Programs in Physics & Physical Chemistry
|[Licence| Download | New Version Template] aacg_v1_0.gz(11 Kbytes)|
|Manuscript Title: The light curve of a variable star subject to orbital tidal distortion.|
|Authors: D. Herbison-Evans|
|Program title: MAGBIN|
|Catalogue identifier: AACG_v1_0|
Distribution format: gz
|Journal reference: Comput. Phys. Commun. 5(1973)315|
|Programming language: Algol.|
|Operating system: KIDSGROVE.|
|RAM: 20K words|
|Word size: 48|
|Keywords: Astrophysics, Light curve, Tidal distortion, Binary star, Variable star, Non-linear least squares.|
Nature of problem:
Given a spectroscopic ephemeris of a double star system suffering tidal distortion, this program finds the inclination of the orbital plane, i, and the r1/a ratio (r1 = primary star radius, a = semi major axis of the orbit) from the variation of brightness with time (the 'light curve'). It also finds the period, P, amplitude and phase of the oscillation if one of the stars is variable. It also finds the mean brightness of the star and instrumental changes in this value if the star is observed over several years or with different instruments. This program has been used to analyse in this way some observations on alpha Virginis.
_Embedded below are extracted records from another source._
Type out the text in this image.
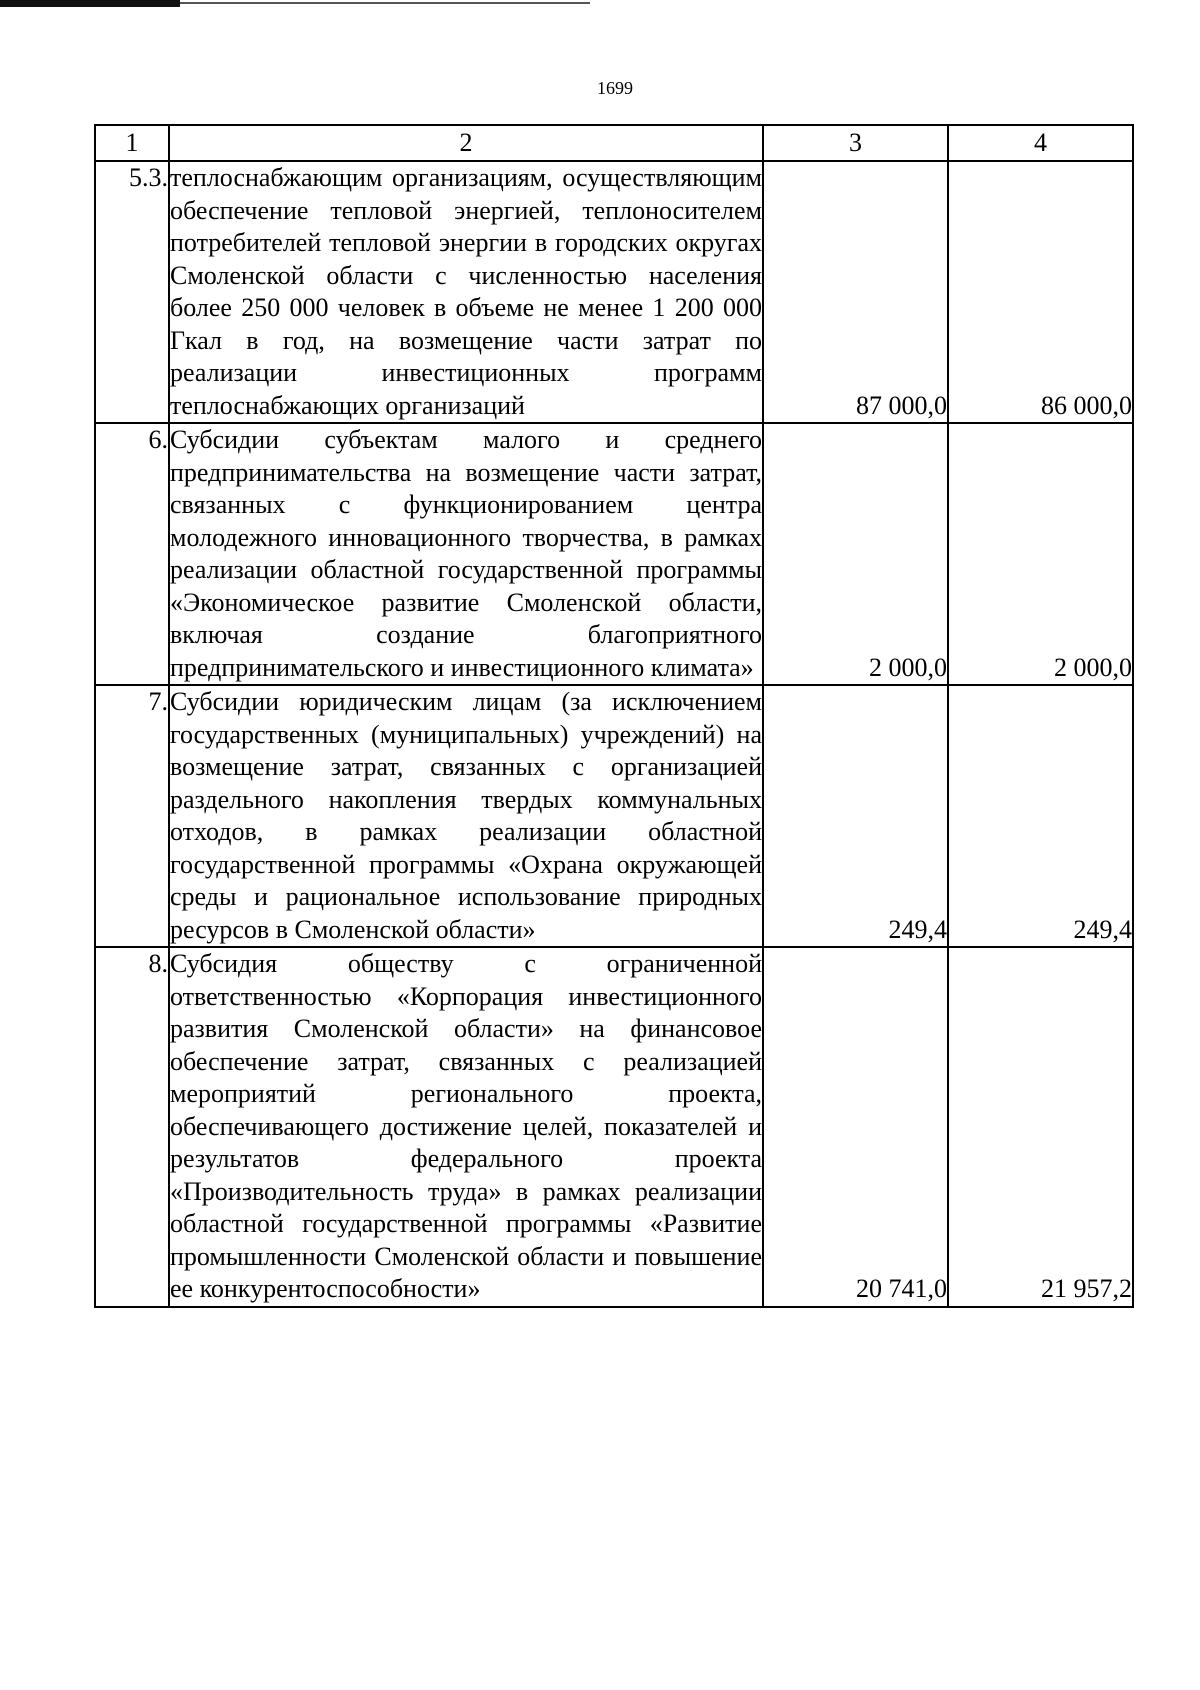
1699
1	2	3	4
5.3.	теплоснабжающим организациям, осуществляющим обеспечение тепловой энергией, теплоносителем потребителей тепловой энергии в городских округах Смоленской области с численностью населения более 250 000 человек в объеме не менее 1 200 000 Гкал в год, на возмещение части затрат по реализации инвестиционных программ теплоснабжающих организаций	87 000,0	86 000,0
6.	Субсидии субъектам малого и среднего предпринимательства на возмещение части затрат, связанных с функционированием центра молодежного инновационного творчества, в рамках реализации областной государственной программы «Экономическое развитие Смоленской области, включая создание благоприятного предпринимательского и инвестиционного климата»	2 000,0	2 000,0
7.	Субсидии юридическим лицам (за исключением государственных (муниципальных) учреждений) на возмещение затрат, связанных с организацией раздельного накопления твердых коммунальных отходов, в рамках реализации областной государственной программы «Охрана окружающей среды и рациональное использование природных ресурсов в Смоленской области»	249,4	249,4
8.	Субсидия обществу с ограниченной ответственностью «Корпорация инвестиционного развития Смоленской области» на финансовое обеспечение затрат, связанных с реализацией мероприятий регионального проекта, обеспечивающего достижение целей, показателей и результатов федерального проекта «Производительность труда» в рамках реализации областной государственной программы «Развитие промышленности Смоленской области и повышение ее конкурентоспособности»	20 741,0	21 957,2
Trial values of the six unknown parameters (i.e. mean brightness, 2 steps in this mean, r1/a, i and P) together with the spectroscopic ephemeris are used to compute theoretical values of the brightness at the times the star was actually observed. The root square (r.m.s.) difference between calculated and observed magnitudes (the residual) is minimised by an adaptive simplex search of the parameter values. At each stage, a linear regression gives the amplitude and phase of the oscillation. Many of the procedures in the program are the same as those in the program solving a spectroscopic double star orbit.
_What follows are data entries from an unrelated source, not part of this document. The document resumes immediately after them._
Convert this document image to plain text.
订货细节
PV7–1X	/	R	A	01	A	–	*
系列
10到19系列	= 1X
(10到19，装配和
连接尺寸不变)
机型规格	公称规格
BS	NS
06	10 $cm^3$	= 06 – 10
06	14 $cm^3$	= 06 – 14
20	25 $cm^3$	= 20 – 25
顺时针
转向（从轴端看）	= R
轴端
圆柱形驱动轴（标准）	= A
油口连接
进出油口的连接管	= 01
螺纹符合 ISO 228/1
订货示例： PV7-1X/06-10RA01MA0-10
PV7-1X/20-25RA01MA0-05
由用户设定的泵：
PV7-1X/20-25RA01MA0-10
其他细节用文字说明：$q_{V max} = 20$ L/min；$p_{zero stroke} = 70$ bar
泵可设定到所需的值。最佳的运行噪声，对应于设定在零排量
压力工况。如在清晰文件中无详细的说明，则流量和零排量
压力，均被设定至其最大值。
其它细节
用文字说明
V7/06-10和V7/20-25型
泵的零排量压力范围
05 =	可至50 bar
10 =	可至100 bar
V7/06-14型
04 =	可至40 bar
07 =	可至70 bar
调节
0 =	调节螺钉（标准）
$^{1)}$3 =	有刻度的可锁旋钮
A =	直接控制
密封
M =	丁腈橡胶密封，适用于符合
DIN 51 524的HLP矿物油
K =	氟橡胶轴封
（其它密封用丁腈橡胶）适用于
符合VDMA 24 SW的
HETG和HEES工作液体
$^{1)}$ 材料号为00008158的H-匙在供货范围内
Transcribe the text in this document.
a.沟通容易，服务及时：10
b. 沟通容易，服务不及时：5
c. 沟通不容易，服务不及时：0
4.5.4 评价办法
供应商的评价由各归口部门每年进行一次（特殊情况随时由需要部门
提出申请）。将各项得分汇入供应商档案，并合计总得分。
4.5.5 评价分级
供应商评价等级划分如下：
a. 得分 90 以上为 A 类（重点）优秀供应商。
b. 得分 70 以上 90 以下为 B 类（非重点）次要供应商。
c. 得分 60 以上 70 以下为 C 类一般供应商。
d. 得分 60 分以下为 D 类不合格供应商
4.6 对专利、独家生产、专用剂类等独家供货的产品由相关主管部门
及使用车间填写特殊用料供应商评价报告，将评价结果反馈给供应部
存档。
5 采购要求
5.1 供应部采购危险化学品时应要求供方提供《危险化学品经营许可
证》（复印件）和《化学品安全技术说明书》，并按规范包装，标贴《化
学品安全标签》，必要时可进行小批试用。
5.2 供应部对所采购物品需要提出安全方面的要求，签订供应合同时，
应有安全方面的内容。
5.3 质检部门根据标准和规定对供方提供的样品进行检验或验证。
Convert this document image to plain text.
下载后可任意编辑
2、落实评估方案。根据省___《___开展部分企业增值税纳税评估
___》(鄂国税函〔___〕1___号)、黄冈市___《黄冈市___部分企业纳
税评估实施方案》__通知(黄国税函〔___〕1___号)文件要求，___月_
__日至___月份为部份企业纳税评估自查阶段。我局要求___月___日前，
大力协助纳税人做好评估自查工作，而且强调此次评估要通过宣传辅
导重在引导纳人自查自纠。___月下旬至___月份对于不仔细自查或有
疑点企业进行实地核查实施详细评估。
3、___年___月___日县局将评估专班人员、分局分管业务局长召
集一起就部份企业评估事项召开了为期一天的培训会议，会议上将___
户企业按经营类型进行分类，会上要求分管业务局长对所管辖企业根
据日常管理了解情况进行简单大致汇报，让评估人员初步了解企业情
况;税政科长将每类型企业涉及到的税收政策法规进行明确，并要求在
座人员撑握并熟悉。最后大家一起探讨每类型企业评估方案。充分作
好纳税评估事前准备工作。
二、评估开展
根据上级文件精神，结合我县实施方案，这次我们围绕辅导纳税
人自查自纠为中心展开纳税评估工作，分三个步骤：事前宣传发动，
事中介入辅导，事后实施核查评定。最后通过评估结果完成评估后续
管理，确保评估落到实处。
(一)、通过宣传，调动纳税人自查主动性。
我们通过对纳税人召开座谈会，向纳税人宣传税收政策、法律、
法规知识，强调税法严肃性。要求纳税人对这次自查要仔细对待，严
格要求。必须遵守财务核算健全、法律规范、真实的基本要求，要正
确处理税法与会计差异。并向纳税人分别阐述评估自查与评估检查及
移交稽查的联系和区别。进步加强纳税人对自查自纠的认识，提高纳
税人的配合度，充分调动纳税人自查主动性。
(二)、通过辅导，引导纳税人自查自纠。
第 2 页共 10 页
As it stands, the program can only accept up to 1159 observations, although this can easily be altered. It only provides for 2 consecutive) instrumental jumps. The third order Newton-Raphson solution to Kepler's equation is used. The orbital light curve is assumed to be dominated by orbital variations in only the primary star. The variable star is assumed to have a sinusoidal light curve of fixed period. The program assumes that there are no eclipses and no reflection effect, and also that brightness changes are small enough to be equal to -2.5 log10**e times their magnitude changes, where e=2.718.
The program allows doubtful observations to be rejected, and any subset of the parameters to be searched for a minimum residual. Periodically the program breaks off minimising and lists the best parameters so far, their standard derviations, and the values of a, r, and the stellar masses derived from these parameters. At the end of the minimisation, the data is listed with corresponding calculated values of the brightness changes due to the orbit and the oscillation, and a graphical output of the residuals is produced on the line printer. Then the calculated oscillation brightness changes are removed to give an observational orbital light curve, and finally the calculated orbital brightness changes are removed instead to give the observed oscillation light curve.
On an English Electric KDF9 (floating multiplication 15 mu s) with 1159 observations, each residual takes 3 s to calculate. The number of residuals required by the simplex minimisation depends critically on the accuracy required and the proximity of the initial parameter values to the best ones.